US Drug abuse caused over 350,000 ER visits in 2016
The abuse of over-the-counter medications and prescription drugs led to about 358,000 admissions to US emergency rooms in 2016, according to a new study based on the analysis of data from the country’s public health system records. About 50% of the admissions were for people between the ages of 15 and 34.
The results of the study were reported online last week in the American Journal of Preventive Medicine and were based on figures in a representative sample of 56 hospitals nationwide between 1 January and 31 December 2016.
The study showed that two types of drugs were responsible for most admissions, either by themselves or in combination with other substances. Almost 47% of visits to the ER resulted from abusing benzodiazepines, such as Xanax and Valium, while prescription opioids, such as oxycodone and hydrocodone, were responsible for about 36% of the admissions.

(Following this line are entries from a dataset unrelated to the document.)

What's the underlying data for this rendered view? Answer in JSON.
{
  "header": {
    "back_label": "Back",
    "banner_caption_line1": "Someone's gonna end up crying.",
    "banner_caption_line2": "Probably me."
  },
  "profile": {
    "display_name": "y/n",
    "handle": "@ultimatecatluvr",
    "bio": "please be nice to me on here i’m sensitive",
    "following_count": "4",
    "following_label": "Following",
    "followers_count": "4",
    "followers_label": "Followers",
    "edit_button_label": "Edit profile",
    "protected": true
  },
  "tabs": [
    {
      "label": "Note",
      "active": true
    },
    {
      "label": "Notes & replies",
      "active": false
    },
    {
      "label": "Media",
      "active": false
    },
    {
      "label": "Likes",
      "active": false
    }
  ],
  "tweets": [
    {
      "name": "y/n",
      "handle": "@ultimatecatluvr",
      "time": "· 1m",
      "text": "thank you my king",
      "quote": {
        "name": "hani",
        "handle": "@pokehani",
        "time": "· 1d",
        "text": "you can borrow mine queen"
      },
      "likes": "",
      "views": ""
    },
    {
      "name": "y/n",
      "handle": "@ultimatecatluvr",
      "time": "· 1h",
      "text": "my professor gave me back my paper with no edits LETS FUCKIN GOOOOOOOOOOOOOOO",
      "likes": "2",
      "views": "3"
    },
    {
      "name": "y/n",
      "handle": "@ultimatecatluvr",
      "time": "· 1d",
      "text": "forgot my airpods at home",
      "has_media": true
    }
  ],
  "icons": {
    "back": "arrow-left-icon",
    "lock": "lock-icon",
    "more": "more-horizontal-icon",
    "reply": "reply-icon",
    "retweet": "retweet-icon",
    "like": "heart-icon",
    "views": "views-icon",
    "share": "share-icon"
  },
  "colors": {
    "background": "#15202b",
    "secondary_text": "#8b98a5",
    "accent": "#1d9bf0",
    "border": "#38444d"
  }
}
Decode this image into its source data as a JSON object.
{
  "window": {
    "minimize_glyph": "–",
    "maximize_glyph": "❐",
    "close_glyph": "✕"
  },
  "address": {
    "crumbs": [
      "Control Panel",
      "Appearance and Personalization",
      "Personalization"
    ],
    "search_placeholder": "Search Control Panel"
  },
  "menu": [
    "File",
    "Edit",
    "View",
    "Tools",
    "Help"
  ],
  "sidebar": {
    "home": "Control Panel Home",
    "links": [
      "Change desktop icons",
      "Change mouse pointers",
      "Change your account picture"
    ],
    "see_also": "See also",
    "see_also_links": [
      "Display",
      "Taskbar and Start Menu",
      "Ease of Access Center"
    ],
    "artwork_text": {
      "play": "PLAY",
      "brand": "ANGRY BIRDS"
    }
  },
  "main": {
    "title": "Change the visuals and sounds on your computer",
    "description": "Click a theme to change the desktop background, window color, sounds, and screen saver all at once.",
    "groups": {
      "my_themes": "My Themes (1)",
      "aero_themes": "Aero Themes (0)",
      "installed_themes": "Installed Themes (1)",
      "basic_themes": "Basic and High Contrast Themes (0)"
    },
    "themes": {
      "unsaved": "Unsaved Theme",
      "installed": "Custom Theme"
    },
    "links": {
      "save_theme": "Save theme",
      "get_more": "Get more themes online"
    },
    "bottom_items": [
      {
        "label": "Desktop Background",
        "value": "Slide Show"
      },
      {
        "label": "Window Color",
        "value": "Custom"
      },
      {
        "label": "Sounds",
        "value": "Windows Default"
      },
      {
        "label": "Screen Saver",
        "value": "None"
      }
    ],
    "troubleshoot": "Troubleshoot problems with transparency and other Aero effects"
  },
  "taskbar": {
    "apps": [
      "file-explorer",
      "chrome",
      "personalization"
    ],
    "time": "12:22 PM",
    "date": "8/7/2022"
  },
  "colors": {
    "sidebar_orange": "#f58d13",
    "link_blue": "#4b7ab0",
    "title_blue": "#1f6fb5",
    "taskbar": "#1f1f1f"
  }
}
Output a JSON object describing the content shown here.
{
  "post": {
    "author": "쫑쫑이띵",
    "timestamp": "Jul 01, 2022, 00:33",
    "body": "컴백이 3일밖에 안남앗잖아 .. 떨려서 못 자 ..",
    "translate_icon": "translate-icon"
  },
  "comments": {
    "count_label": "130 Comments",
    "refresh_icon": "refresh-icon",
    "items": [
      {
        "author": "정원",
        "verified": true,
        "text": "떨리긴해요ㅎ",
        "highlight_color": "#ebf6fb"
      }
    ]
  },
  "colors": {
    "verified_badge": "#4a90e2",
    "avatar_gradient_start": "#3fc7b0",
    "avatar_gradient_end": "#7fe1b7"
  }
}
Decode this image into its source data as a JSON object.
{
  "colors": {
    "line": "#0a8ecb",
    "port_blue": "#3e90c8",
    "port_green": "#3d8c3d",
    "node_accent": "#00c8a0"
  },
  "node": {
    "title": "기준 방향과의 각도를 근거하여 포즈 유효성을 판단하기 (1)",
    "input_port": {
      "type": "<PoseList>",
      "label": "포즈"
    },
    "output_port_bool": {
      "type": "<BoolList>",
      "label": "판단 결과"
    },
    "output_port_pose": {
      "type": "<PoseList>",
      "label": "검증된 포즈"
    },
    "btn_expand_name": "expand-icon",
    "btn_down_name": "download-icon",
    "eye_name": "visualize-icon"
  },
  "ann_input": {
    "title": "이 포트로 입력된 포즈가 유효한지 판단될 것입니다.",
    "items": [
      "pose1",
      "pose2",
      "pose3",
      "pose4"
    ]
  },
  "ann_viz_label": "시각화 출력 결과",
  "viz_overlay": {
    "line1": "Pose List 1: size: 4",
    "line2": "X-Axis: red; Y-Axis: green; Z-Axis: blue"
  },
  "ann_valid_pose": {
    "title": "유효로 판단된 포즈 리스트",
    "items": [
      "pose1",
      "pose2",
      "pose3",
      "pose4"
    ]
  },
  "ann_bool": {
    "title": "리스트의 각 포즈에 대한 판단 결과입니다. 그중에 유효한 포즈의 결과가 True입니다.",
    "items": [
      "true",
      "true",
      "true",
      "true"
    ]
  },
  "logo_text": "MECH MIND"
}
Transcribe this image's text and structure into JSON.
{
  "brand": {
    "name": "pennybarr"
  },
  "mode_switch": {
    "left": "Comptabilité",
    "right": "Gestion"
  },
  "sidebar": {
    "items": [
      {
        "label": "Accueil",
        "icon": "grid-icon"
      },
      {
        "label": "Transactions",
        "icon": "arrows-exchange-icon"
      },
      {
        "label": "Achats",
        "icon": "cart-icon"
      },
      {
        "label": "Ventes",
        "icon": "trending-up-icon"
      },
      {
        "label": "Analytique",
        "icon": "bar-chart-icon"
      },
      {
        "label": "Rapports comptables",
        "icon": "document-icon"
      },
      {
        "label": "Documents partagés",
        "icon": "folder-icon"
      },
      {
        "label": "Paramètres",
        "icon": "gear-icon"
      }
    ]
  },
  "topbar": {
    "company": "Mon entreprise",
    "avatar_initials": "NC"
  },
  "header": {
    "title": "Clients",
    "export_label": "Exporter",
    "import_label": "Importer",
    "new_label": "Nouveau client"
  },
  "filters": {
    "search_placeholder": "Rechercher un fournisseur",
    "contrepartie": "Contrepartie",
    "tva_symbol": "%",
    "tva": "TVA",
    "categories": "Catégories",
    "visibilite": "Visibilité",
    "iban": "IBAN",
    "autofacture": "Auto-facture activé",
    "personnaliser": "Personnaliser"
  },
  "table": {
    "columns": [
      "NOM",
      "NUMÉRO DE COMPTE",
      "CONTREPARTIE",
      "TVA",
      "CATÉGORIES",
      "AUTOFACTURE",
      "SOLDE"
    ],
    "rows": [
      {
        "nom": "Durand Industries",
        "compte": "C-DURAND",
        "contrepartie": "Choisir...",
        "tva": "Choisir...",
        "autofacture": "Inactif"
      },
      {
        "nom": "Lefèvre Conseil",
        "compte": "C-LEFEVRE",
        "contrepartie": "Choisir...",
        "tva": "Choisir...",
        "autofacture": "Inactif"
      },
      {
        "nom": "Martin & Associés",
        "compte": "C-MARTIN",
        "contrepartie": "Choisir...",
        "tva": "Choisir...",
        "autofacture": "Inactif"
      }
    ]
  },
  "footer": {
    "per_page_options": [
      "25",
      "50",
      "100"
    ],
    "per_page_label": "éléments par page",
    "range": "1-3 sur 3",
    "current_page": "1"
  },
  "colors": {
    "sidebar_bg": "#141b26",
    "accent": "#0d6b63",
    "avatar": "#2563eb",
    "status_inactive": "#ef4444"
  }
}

The researchers reported that almost 25% of the people admitted had suffered cardiac arrest, had stopped breathing, or were unresponsive, which are all symptoms of a severe drug overdose. Also, almost 53% of the admissions involved ingesting one or more additional substances, including cocaine and alcohol. The study also showed that people in different age groups preferred abusing different substances. People under the age of 34 were more likely to abuse stimulants or antihistamines, while individuals between the ages of 35 and 64 were more likely to misuse muscle relaxants or prescription opioids.